Storing Passwords Password Security


This section is about how you should be storing passwords and other access 'secrets' in your application's database. While we will refer to usernames and passwords in this section, the same applies for access tokens that you may be storing for use with OAuth or any other secret key that you need to authenticate against.

It is important to protect these things for two reasons. Firstly, you want only your real users to be logging in to your site, but possibly more importantly, people use the same password for more than one thing, and if a password on your site is compromised, the hacker can try Gmail, Hotmail, Paypal or many other popular sites, and probably get access to a lot more than just your application.

Describing the Problem

At first thought the issue seems easy enough, we store a username and a password. When the user submits the login form, we check that the password is correct for that username by retrieving them both from the database and doing a simple check.

form->password  ==  database->password
However, it isn't quite this simple. What happens if someone manages to break into your server and steal your database? Or if someone uses SQL Injection (coming up later in the tutorial) to output the passwords?

So you should encrypt the passwords right? That would be fine, but to encrypt the passwords you would have to have an encryption key, and where do you put this key? It could be hardcoded into your site's code, but if the hacker has broken in far enough to get your database, they can probably get the code as well, and there are other security exploits that may allow them to get the key.

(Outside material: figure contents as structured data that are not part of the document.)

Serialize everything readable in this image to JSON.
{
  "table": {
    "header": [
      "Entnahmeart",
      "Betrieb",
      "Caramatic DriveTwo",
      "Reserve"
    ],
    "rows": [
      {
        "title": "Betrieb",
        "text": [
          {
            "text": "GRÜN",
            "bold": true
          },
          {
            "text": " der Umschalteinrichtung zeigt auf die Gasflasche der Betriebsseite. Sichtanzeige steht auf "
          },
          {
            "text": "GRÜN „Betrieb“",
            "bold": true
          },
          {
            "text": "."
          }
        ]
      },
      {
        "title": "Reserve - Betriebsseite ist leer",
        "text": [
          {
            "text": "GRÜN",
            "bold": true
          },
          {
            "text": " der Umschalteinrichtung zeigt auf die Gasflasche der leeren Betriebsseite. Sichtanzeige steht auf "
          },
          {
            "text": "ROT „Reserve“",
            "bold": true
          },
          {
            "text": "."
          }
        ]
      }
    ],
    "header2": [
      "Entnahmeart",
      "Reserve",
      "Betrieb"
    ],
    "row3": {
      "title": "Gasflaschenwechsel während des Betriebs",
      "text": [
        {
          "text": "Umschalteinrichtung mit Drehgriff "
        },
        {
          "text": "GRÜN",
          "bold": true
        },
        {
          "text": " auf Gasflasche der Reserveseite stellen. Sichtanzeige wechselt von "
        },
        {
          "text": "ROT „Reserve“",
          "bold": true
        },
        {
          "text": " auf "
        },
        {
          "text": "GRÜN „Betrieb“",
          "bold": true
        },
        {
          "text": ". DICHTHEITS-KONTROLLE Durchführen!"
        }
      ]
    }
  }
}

Passwords should be stored in such a way that, should someone get full acccess to the server and database, they still cannot see the actual passwords.

Hashing Algorithms

Hashing is a process very similar to encryption with one key difference. It is one way only. So where I could normally encrypt and then decrypt some data, I can only 'encrypt', or hash, the data. With most hashing algorithms, this produces a standard sized chunk of relatively random data. For example:

MD5 ("Hello World") = b10a8db164e0754105b7a99be72e3fe5
SHA 256 ("Hello World") = d2a84f4b8b650937ec8f73cd8be2c74add5a911ba64df27458ed8229da804a26
Whatever the size of my input, whether it is "Hello World", or a large video file, the outputs of these algorithms will always be a specific size.

Obviously, if we can input any amount of data, but always get out the same amount, there must be collisions in the algorithm, i.e. two pieces of data which when hashed will produce the same result. This is a mathematical certainty because there are a finite number of hashing outputs, but an infinite number of inputs. However for a good algorithm, the probability of finding these two pieces of data is so astronomically high that we don't need to worry about it.

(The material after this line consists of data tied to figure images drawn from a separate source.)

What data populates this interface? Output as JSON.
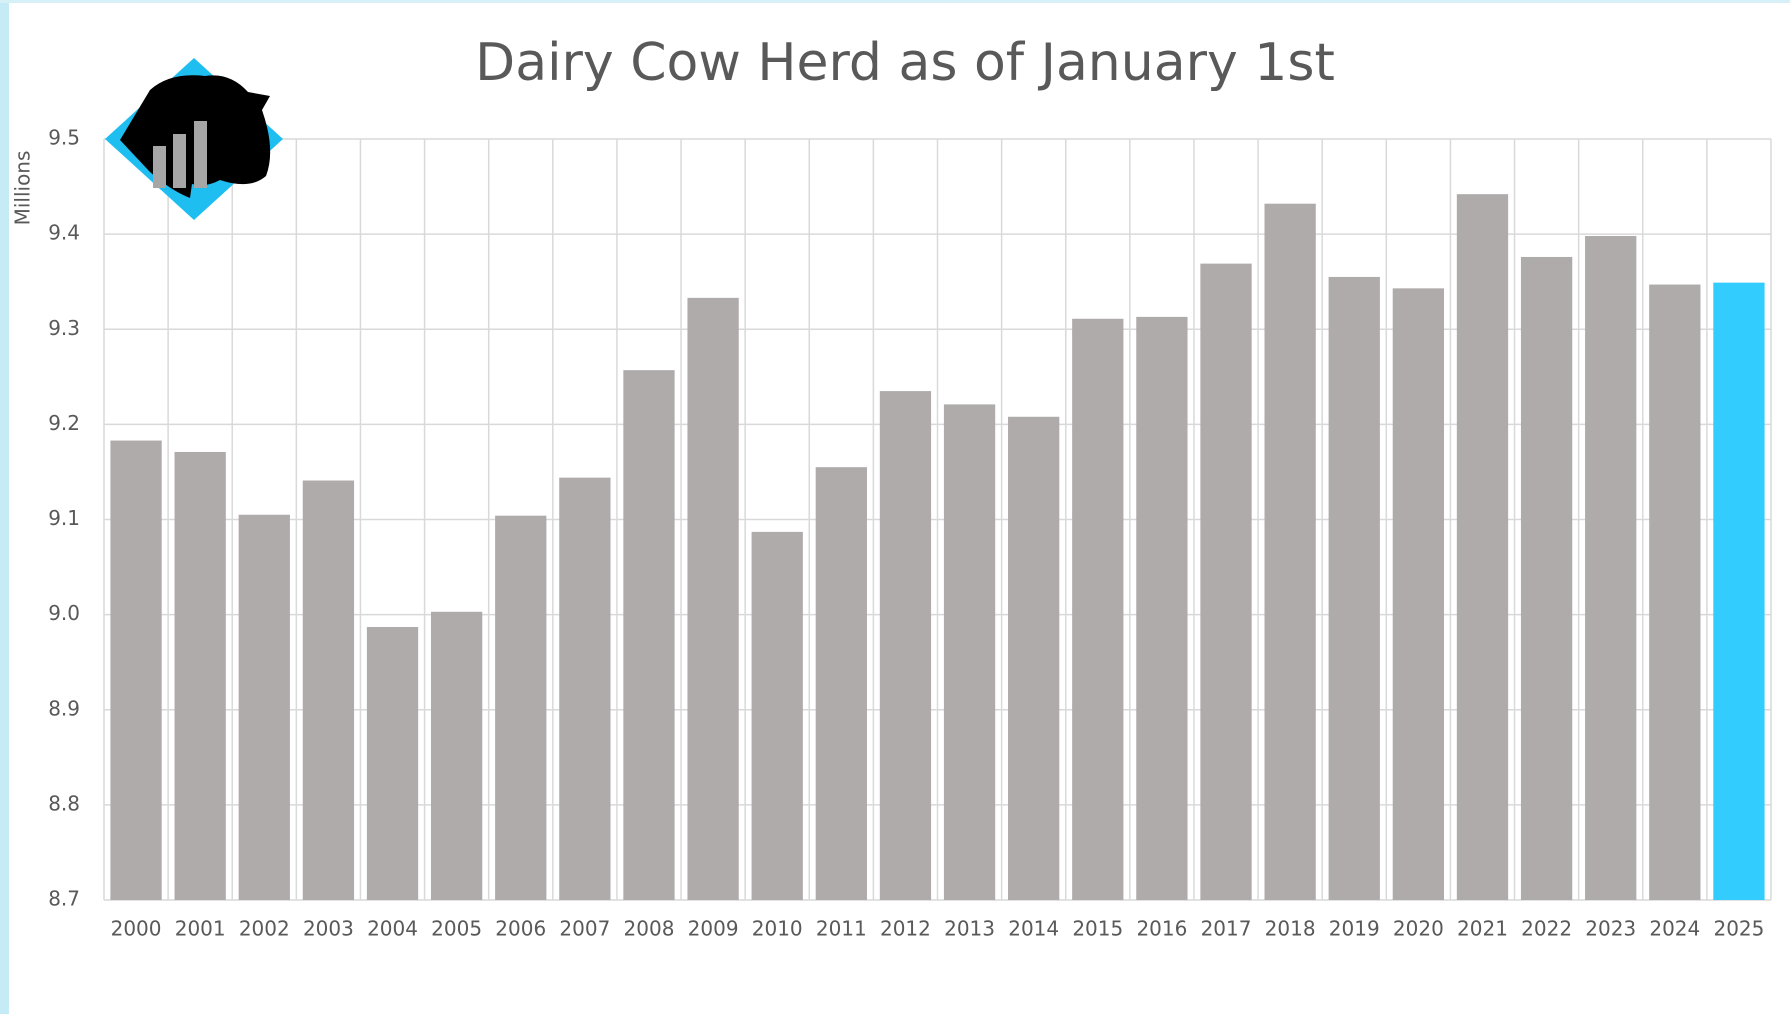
{
  "chart_data": {
    "type": "bar",
    "title": "Dairy Cow Herd as of January 1st",
    "y_label": "Millions",
    "categories": [
      "2000",
      "2001",
      "2002",
      "2003",
      "2004",
      "2005",
      "2006",
      "2007",
      "2008",
      "2009",
      "2010",
      "2011",
      "2012",
      "2013",
      "2014",
      "2015",
      "2016",
      "2017",
      "2018",
      "2019",
      "2020",
      "2021",
      "2022",
      "2023",
      "2024",
      "2025"
    ],
    "values": [
      9.183,
      9.171,
      9.105,
      9.141,
      8.987,
      9.003,
      9.104,
      9.144,
      9.257,
      9.333,
      9.087,
      9.155,
      9.235,
      9.221,
      9.208,
      9.311,
      9.313,
      9.369,
      9.432,
      9.355,
      9.343,
      9.442,
      9.376,
      9.398,
      9.347,
      9.349
    ],
    "colors": [
      "#afabab",
      "#afabab",
      "#afabab",
      "#afabab",
      "#afabab",
      "#afabab",
      "#afabab",
      "#afabab",
      "#afabab",
      "#afabab",
      "#afabab",
      "#afabab",
      "#afabab",
      "#afabab",
      "#afabab",
      "#afabab",
      "#afabab",
      "#afabab",
      "#afabab",
      "#afabab",
      "#afabab",
      "#afabab",
      "#afabab",
      "#afabab",
      "#afabab",
      "#33ccff"
    ],
    "ylim": [
      8.7,
      9.5
    ],
    "yticks": [
      8.7,
      8.8,
      8.9,
      {
        "value": 9,
        "label": "9.0"
      },
      9.1,
      9.2,
      9.3,
      9.4,
      9.5
    ],
    "grid": true
  }
}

If we apply the hashing technique, this is how we are now storing the passwords:

hash( form->password )  ==  database->password_hash
When the password is first set we calculate its hash and store that, then each time we authenticate we hash the password the user has given and compare the hashes. Now, if someone manages to steal the database, all they have is a bunch of hashed passwords and they can't use an algorithm to convert these back into the plaintext passwords. However these are still very vulnerable to brute-force attacks as you will see on the next page. What can we do to reduce this risk?

Salting Passwords

Let's say your web application has a million users and the database gets stolen. You have hashed all the passwords you store though, so the hacker can't just see the plaintext. What will they do now?

For hashing algorithms to work, the same input must always produce the same output, so what if they hash 'password' and look to see which users have that hash stored in their database entry. The answer is that for a large enough dataset, like your million user website, they will get access to, on average, 4.7% of users accounts. This would take them almost no time at all to do.

Top 100 Passwords

Most of the risk with weak passwords is that people will simply guess users passwords for the site, and you can implement minimum password requirements to help prevent that, but that is not where you are really liable.

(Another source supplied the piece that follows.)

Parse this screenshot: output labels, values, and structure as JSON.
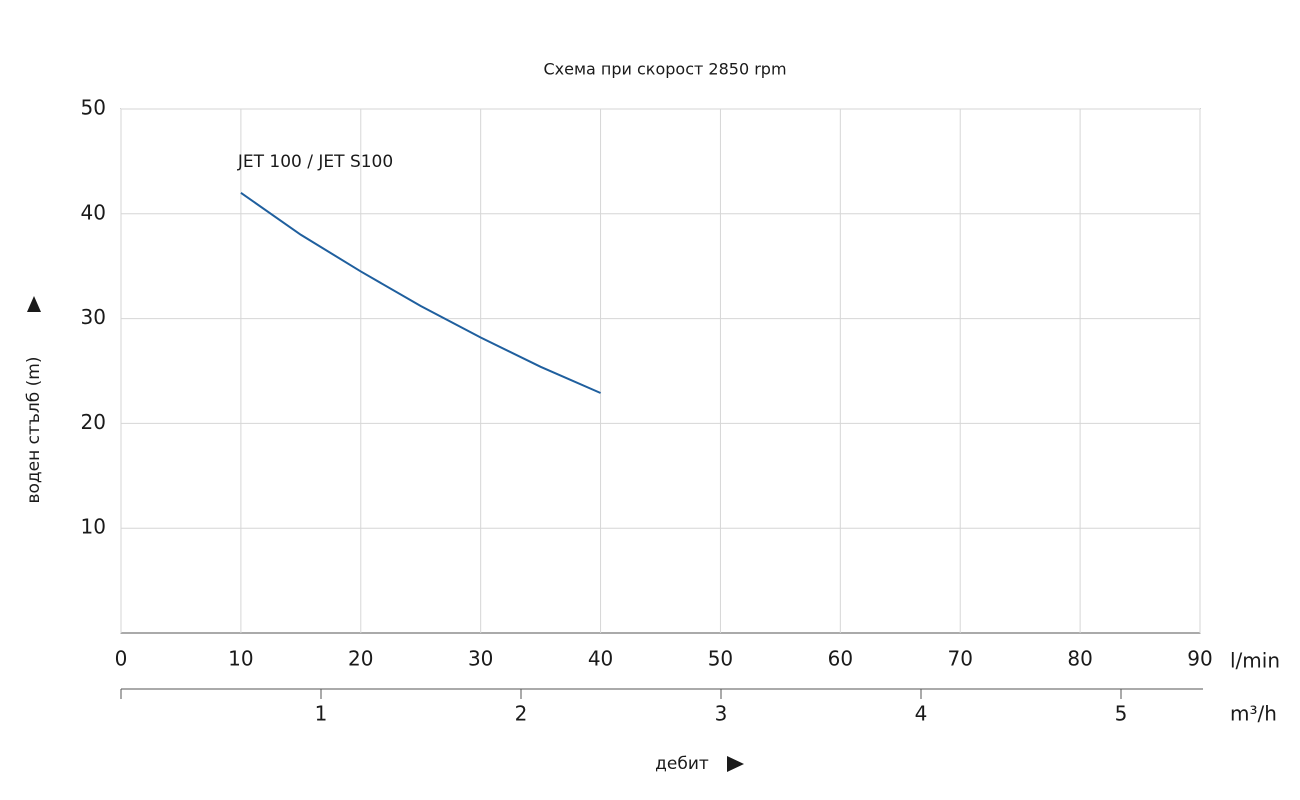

Hashing alone is clearly not enough so what we need to do is make the password 'password' or whatever else it may be, hash differently for each user. This forces an attacker to do a full brute-force attack which is often enough to dissuade them from attacking as it takes so long. The process of making passwords hash differently is called 'salting'.

Very simply, when first setting the password, rather than just hashing it, you generate a short random string to add to the beginning of it. It doesn't have to be long as it's not helping the security of the password, it just needs to be long enough that you probably won't generate it again within your number of users. After generating this salt, you add it to the password, hash as normal, and store the salt and hash in the database.

salt  =  random_string()
password  =  salt + password
database->password_hash  =  hash( password )
database->salt  =  salt
The to authenticate against the password you can just retrieve the salt and use it when you compare the hashes like this:
salt  =  database->salt
salted_password  =  hash( salt + form->password )
salted_password  ==  database->password_hash

Comparison of Hashing Algorithms

There are a few different algorithms that can be used to hash the data, but some of them are better than others so this is just supposed to be a quick guide to the best to use:

MD4

This is a very old algorithm and has been shown to have weaknesses in how random its output data is. It is possible to crack this quite easily on modern hardware and it should no longer be used. Old systems may still use it.

MD5

This is still quite old, but the successor to MD4. It is thought it probably does contain vulnerabilities, but they are not publicly known and may not be that important. It would be better not to use it if at all possible.

DES

There have been improvements to this, and it is still being used in many systems however the algorithm has a limit imposed which means any data over 8 characters is truncated. This means that the password 'helloworld' and 'hellowor' are considered the same by it. As you will learn later it is becoming very quick to crack passwords around 8 characters long so DES is no longer a good system to use.

SHA 1 and SHA 2

These are relatively new algorithms and have mostly superceeded MD5 as the standard for password storage. Many web frameworks such as Django and Ruby-on-Rails use these as the standard algorithm and they are considered very secure. However check back in 20 years and that might no longer be true!

bcrypt

While most hashing algorithms are designed for speed in calculating the 'digest' of very large amounts of data as fast as possible, this is not a good thing for password security. If someoneis attempting to brute-force passwords, you want to slow them down as much as possible. Yes, your password operations in your application will take more time, but it is not even worth taking this speed loss into account when optimising your application, it's almost nothing.
bcrypt is designed to take lots of time. It is built on the Blowfish encryption algorithm, one that is well trusted, and utilises it to perfom very good hashing. The use of bcrypt makes it impossible for brute-force attacks to be effective for many years to come

Conclusion

This is it for storing passwords. It is a very important concept to learn, even if you are using a framework that does it for you already, as just knowing what is going on in the background will make you more security aware and hopefully improve the security of your apps. When you have put all this together you should end up storing something like this in the password fields in your database (where the $ symbol is sued as the separator for the different parts of the data; algorithm, salt, digest):

sha1$c6711$22e5a330d2f88fc440fef7301b2dc406d1967a00